Living with the Parky Monster

Not so long ago, it was decided to omit the word “disease” when referring to Parkinson’s, but there was already a little used Australian synonym – “Parkys”.

I wonder if the Parky Monster is somewhat benevolent, or perhaps chivalrous in a similar way to the personification of Death in Ingmar Bergman’s 1957 film classic “The Seventh Seal”. In this film, Death stalks a band of actors who are accompanied by a knight as they move through a medieval countryside which is ravaged by plague. The knight plays chess with Death who is gentlemanly but insists on winning, eventually taking all the actors (almost) as well as the game of chess. In a similar way, Parky Monster lets us know what to expect in a chivalrous way, but wins in the end.

My early reading of the needs of “People with Parkinson’s” emphasised the need to maintain self-esteem and to be creative as well as learning the symptoms that could be expected, many of which are symptoms of ageing exacerbated by Parkys (dry eyes and difficulty in swallowing for example). More lately, I have been pondering an “expected values” approach in which priority is given to avoiding the riskier activities that have the worst outcomes. A real life example would be the near certainty of serious injury following a ladder fall. Top of my list of situations to avoid would be incorrect medication and serious injury following a fall – both having serious outcomes and easily suffered. I include others due to frequent references in Parkys’ literature, notably depression and poor sleep patterns.

After diagnosis in 2008, my medical history, excluding Parkys is longer than most, with four major operations and a period of chemotherapy, all of which affected my approach to living with the Parky Monster, notably an inability to adopt and maintain a regular exercise regime.

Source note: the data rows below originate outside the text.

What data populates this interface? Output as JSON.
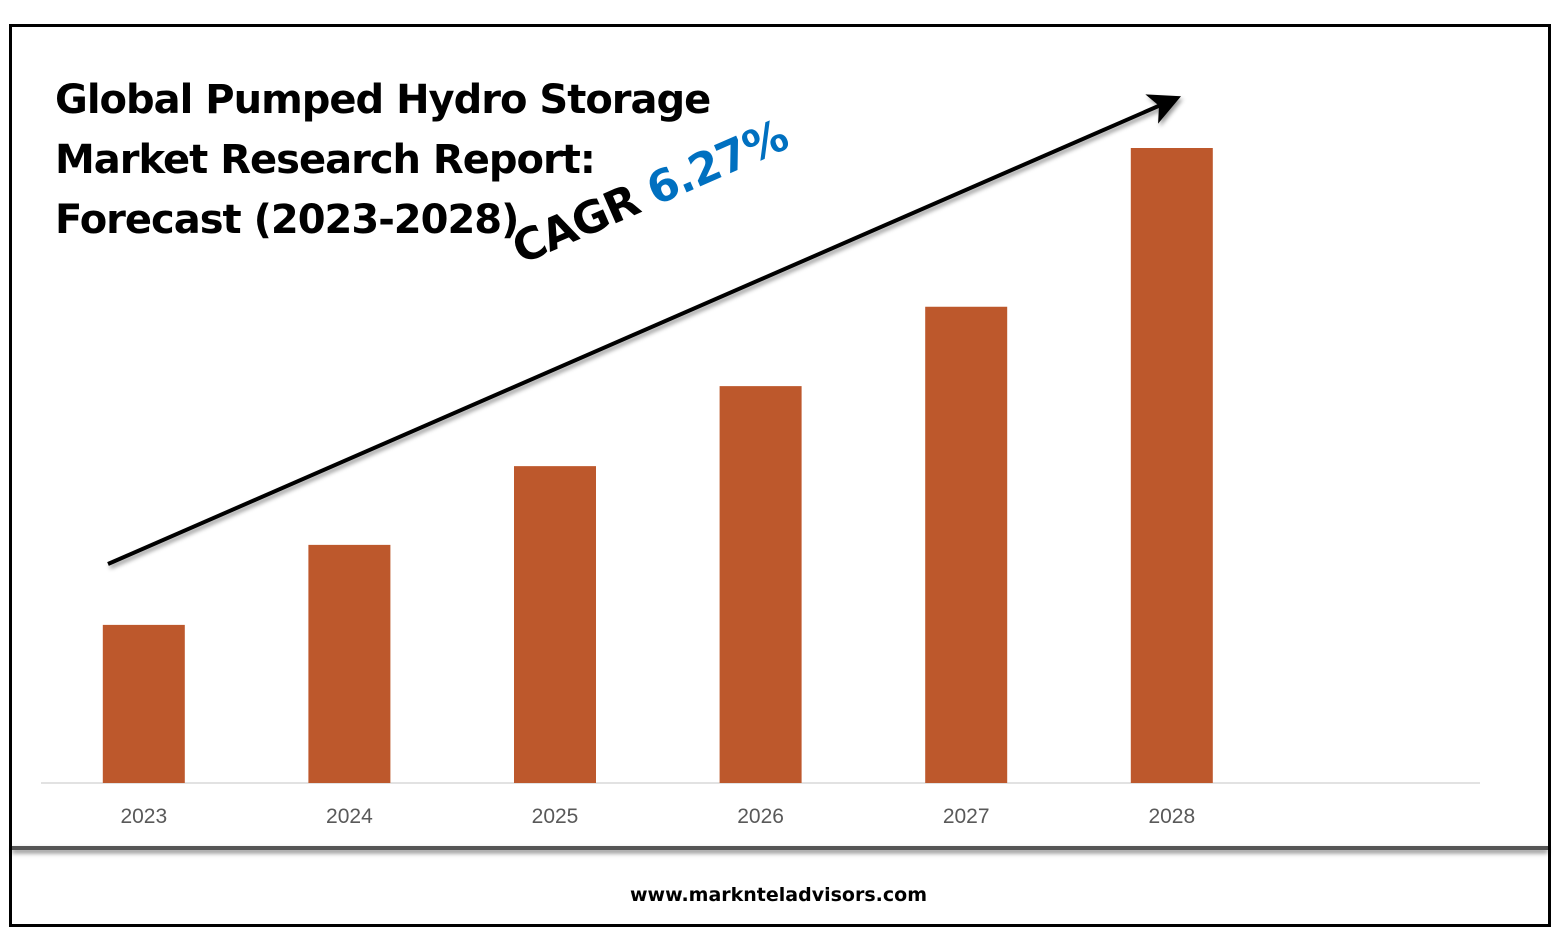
{
  "chart_data": {
    "type": "bar",
    "title": "Global Pumped Hydro Storage Market Research Report: Forecast (2023-2028)",
    "title_lines": [
      "Global Pumped Hydro Storage",
      "Market Research Report:",
      "Forecast (2023-2028)"
    ],
    "categories": [
      "2023",
      "2024",
      "2025",
      "2026",
      "2027",
      "2028"
    ],
    "values": [
      24.9,
      37.5,
      49.9,
      62.5,
      75.0,
      100
    ],
    "value_note_hidden": false,
    "xlabel": "",
    "ylabel": "",
    "ylim": [
      0,
      100
    ],
    "grid": false,
    "legend": "none",
    "bar_color": "#bd582c",
    "annotation": {
      "label": "CAGR",
      "value": "6.27%",
      "label_color": "#000000",
      "value_color": "#0070c0",
      "arrow": "upward trend arrow"
    }
  },
  "footer": {
    "website": "www.marknteladvisors.com"
  }
}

There were, however, some improvements following a visit to our chiropractor who successfully treated my swinging arm syndrome and my tendency to an uneven gait, also the improvement following sessions with a speech therapist. Perhaps too, I should acknowledge the part that Parky Monster played in diagnosing the myeloma that led to chemotherapy treatment: introducing Stalevo into my suite of Parky medications caused diarrhoea which was hard to explain, but consequent pathology tests found the smouldering myeloma which was successfully treated with chemotherapy as it advanced.

“Behind every successful man is a successful woman” may be a chauvinistic and patronising catch phrase nowadays but it has a parallel in living with the Parky Monster: behind every (or nearly every) person with Parkys, is a carer who ever-increasingly has to draw on strength of character as well as physical strength. In our case, there was a steep learning curve as we tried to understand Parkys, the cumbersome nature of the health system and do foreboding things like seeking and finding a disability friendly house in a preferred location. There is all too little respite for the carer and what there is has to be diligently sought out.